Además, Sara conoce de cerca la realidad de la ayuda a domicilio, ya que su madrastra es auxiliar de ayuda a domicilio, como Teresa. “No tienen ningún tipo protección, porque suelen ser trabajos bastante precarios y tiran mucho de personas migrantes que necesitan el puesto de trabajo. Ellas no van acompañadas de nadie, solo pueden ir dos si es una persona dependiente que requiere de más ayuda”, relata.

Negligencias acumuladas y silencio institucional
Tras el asesinato, las reacciones oficiales han sido tibias. La conselleira de Política Social aseguró que no tenía constancia de denuncias formales. La empresa Aralia, por su parte, se ha limitado a expresar su consternación y prometer una investigación interna. Mientras tanto, la CIG se ha personado como acusación popular en el proceso judicial y exige responsabilidades.
Para el sindicato, lo ocurrido no es un caso aislado, sino el resultado de un modelo fallido. La ayuda a domicilio está externalizada, troceada en contratos públicos adjudicados a empresas privadas que, con frecuencia, compiten bajando precios y recortando en personal y condiciones. Las trabajadoras no tienen poder de decisión real: ni para elegir turnos ni para rechazar un domicilio conflictivo.
Además, no existen protocolos homogéneos en Galicia para suspender un servicio ante un posible riesgo. Las empleadas no cuentan con teléfonos de emergencia, ni botones de alarma, ni acompañamiento institucional. Tampoco hay una base de datos compartida que permita conocer si en un domicilio hay antecedentes de violencia, consumo de sustancias o trastornos mentales graves. Teresa fue enviada a una casa donde había una persona con historial psiquiátrico, sin ninguna precaución especial.
“No somos esclavas”: la protesta en las calles
El miércoles, un día después del crimen, más de un centenar de personas se concentraron en la plaza del Ayuntamiento de O Porriño. También hubo concentraciones en Vigo, Mos, Pontevedra y Santiago. En todas se repitió el mismo lema: “Non somos escravas, somos traballadoras”. La emoción era visible. Había rabia, dolor, impotencia. Muchas auxiliares de ayuda a domicilio se abrazaban entre lágrimas. “Hoy fue Teresa. Mañana podemos ser nosotras”, decían.

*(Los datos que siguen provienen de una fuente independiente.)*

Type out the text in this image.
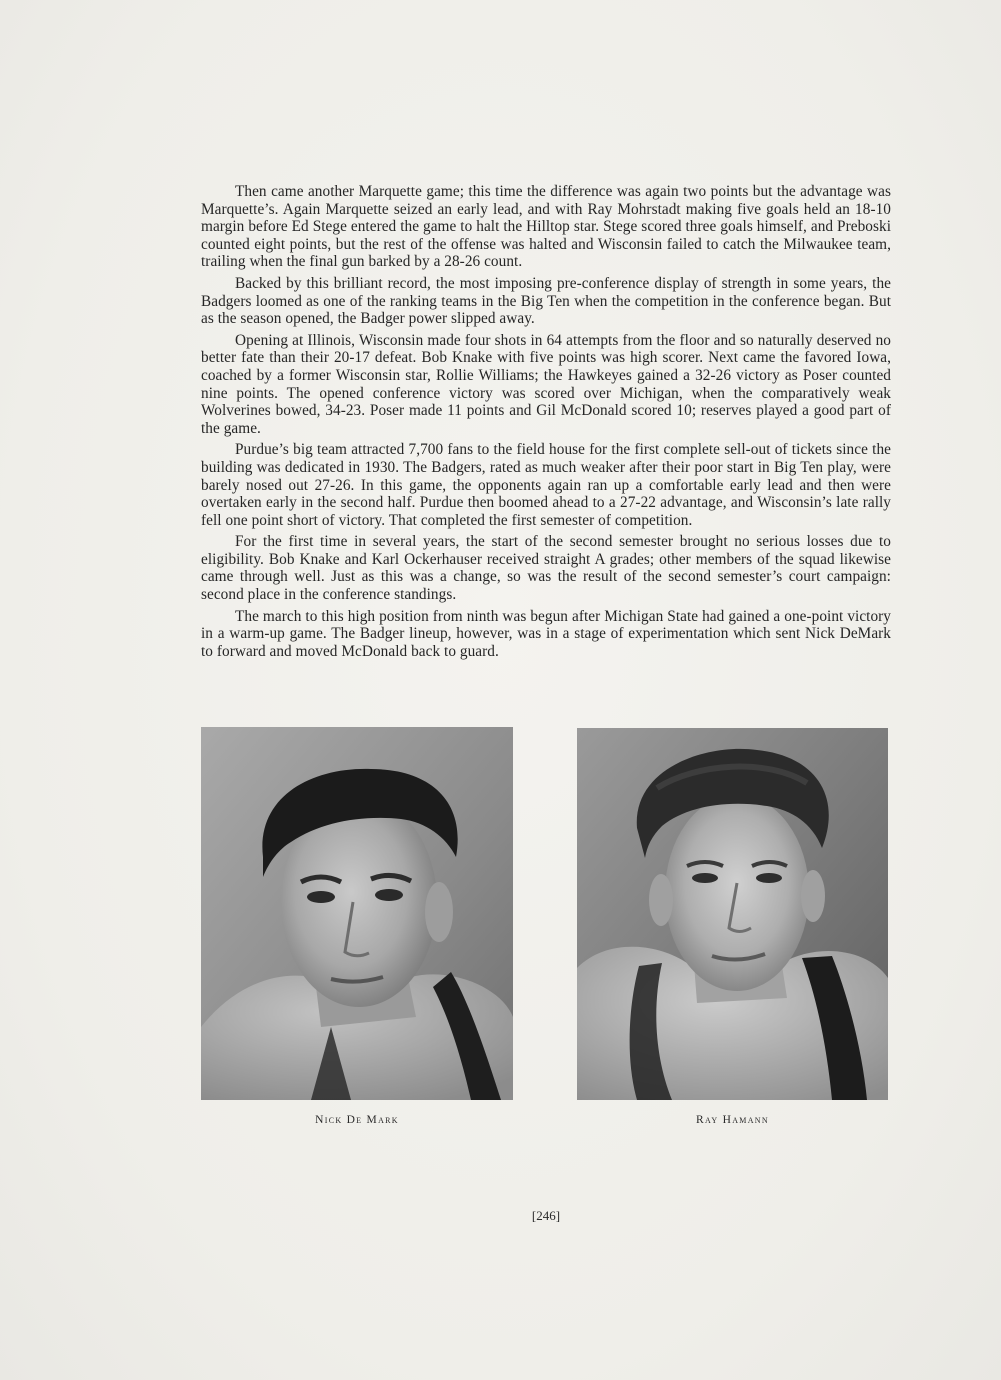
Then came another Marquette game; this time the difference was again two points but the advantage was Marquette’s. Again Marquette seized an early lead, and with Ray Mohrstadt making five goals held an 18-10 margin before Ed Stege entered the game to halt the Hilltop star. Stege scored three goals himself, and Preboski counted eight points, but the rest of the offense was halted and Wisconsin failed to catch the Milwaukee team, trailing when the final gun barked by a 28-26 count.

Backed by this brilliant record, the most imposing pre-conference display of strength in some years, the Badgers loomed as one of the ranking teams in the Big Ten when the competition in the conference began. But as the season opened, the Badger power slipped away.

Opening at Illinois, Wisconsin made four shots in 64 attempts from the floor and so naturally deserved no better fate than their 20-17 defeat. Bob Knake with five points was high scorer. Next came the favored Iowa, coached by a former Wisconsin star, Rollie Williams; the Hawkeyes gained a 32-26 victory as Poser counted nine points. The opened conference victory was scored over Michigan, when the comparatively weak Wolverines bowed, 34-23. Poser made 11 points and Gil McDonald scored 10; reserves played a good part of the game.

Purdue’s big team attracted 7,700 fans to the field house for the first complete sell-out of tickets since the building was dedicated in 1930. The Badgers, rated as much weaker after their poor start in Big Ten play, were barely nosed out 27-26. In this game, the opponents again ran up a comfortable early lead and then were overtaken early in the second half. Purdue then boomed ahead to a 27-22 advantage, and Wisconsin’s late rally fell one point short of victory. That completed the first semester of competition.

For the first time in several years, the start of the second semester brought no serious losses due to eligibility. Bob Knake and Karl Ockerhauser received straight A grades; other members of the squad likewise came through well. Just as this was a change, so was the result of the second semester’s court campaign: second place in the conference standings.

The march to this high position from ninth was begun after Michigan State had gained a one-point victory in a warm-up game. The Badger lineup, however, was in a stage of experimentation which sent Nick DeMark to forward and moved McDonald back to guard.

Nick De Mark	Ray Hamann
[246]
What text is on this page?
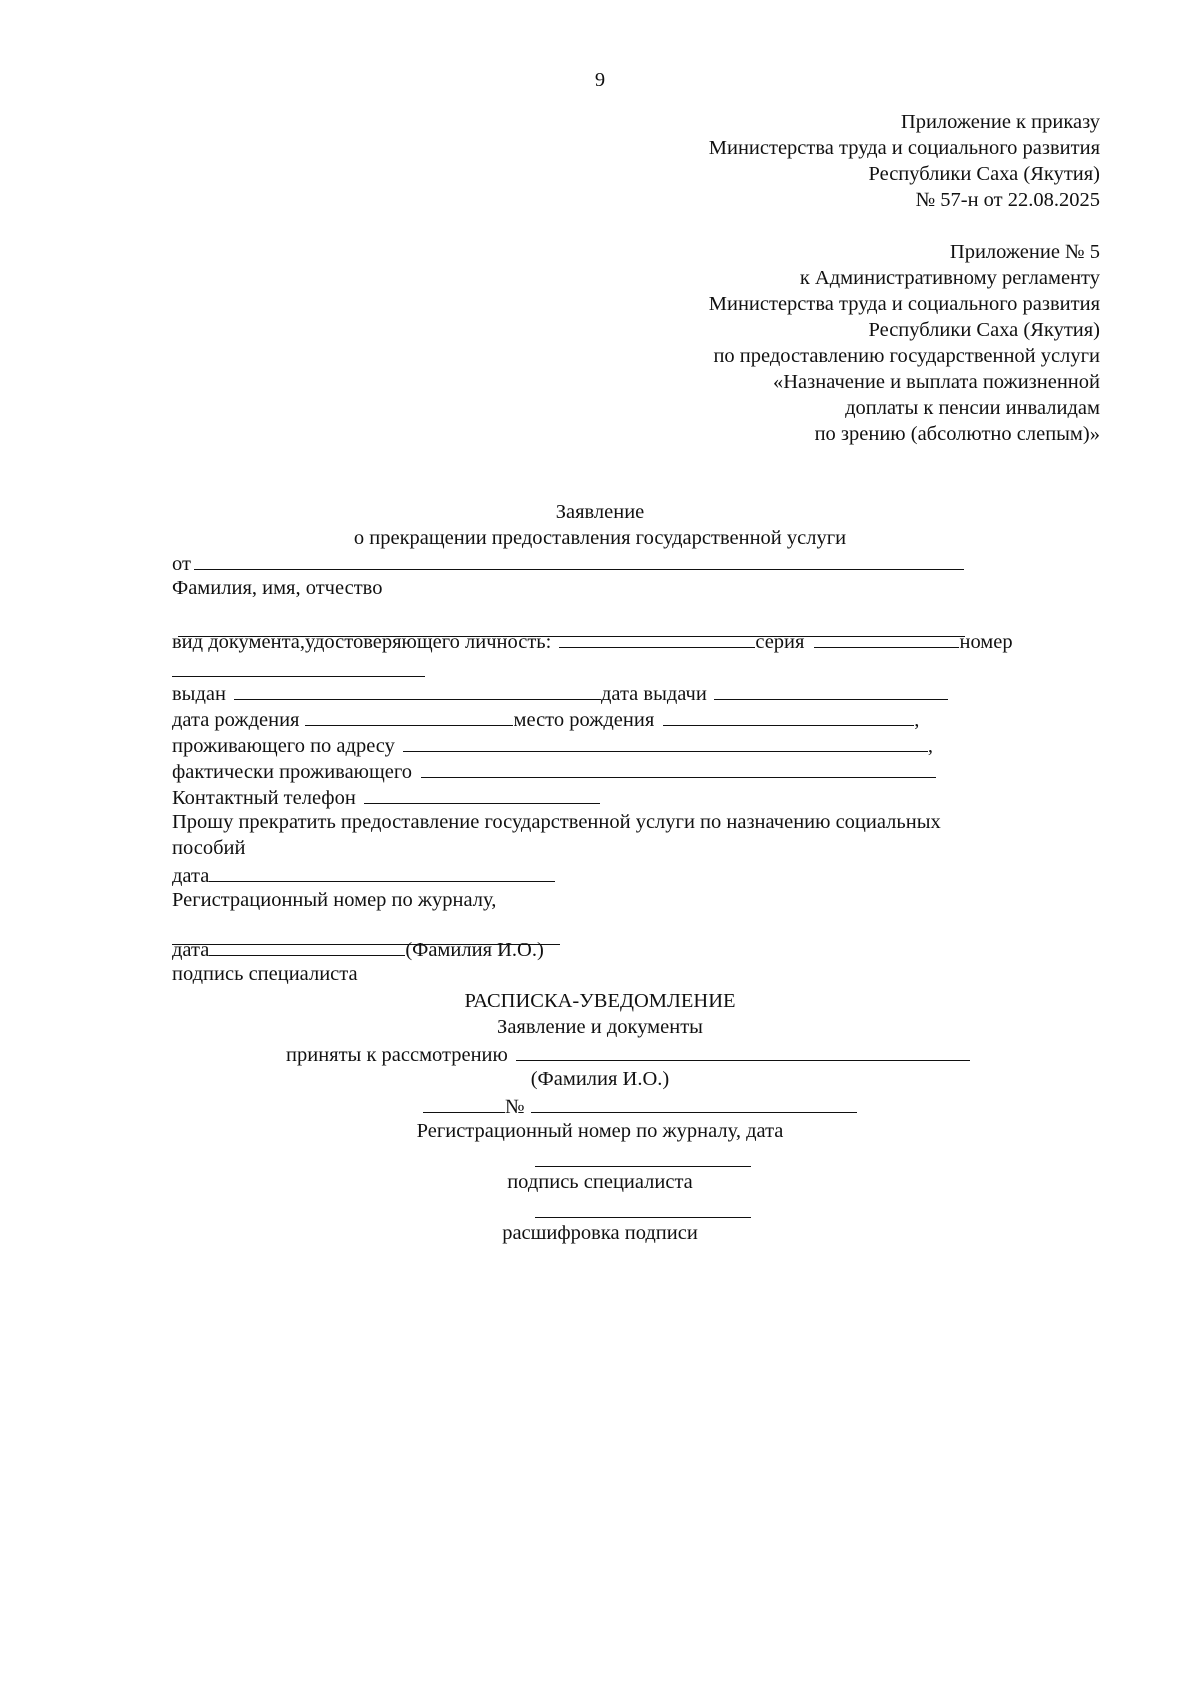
9
Приложение к приказу
Министерства труда и социального развития
Республики Саха (Якутия)
№ 57-н от 22.08.2025
Приложение № 5
к Административному регламенту
Министерства труда и социального развития
Республики Саха (Якутия)
по предоставлению государственной услуги
«Назначение и выплата пожизненной
доплаты к пенсии инвалидам
по зрению (абсолютно слепым)»
Заявление
о прекращении предоставления государственной услуги
от
Фамилия, имя, отчество
вид документа,удостоверяющего личность:	серия	номер
выдан	дата выдачи
дата рождения	место рождения	,
проживающего по адресу	,
фактически проживающего
Контактный телефон
Прошу прекратить предоставление государственной услуги по назначению социальных
пособий
дата
Регистрационный номер по журналу,
дата	(Фамилия И.О.)
подпись специалиста
РАСПИСКА-УВЕДОМЛЕНИЕ
Заявление и документы
приняты к рассмотрению
(Фамилия И.О.)
№
Регистрационный номер по журналу, дата
подпись специалиста
расшифровка подписи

La indignación crece también por la falta de respuestas. Ni la Xunta ni el Gobierno central han anunciado por ahora medidas concretas. Desde la CIG piden una reunión urgente con Política Social y con la FEGAMP (Federación Galega de Municipios e Provincias). Reclaman la activación inmediata de protocolos de emergencia, la revisión de los contratos públicos y la garantía de que ninguna trabajadora más sea enviada a una casa donde sienta miedo.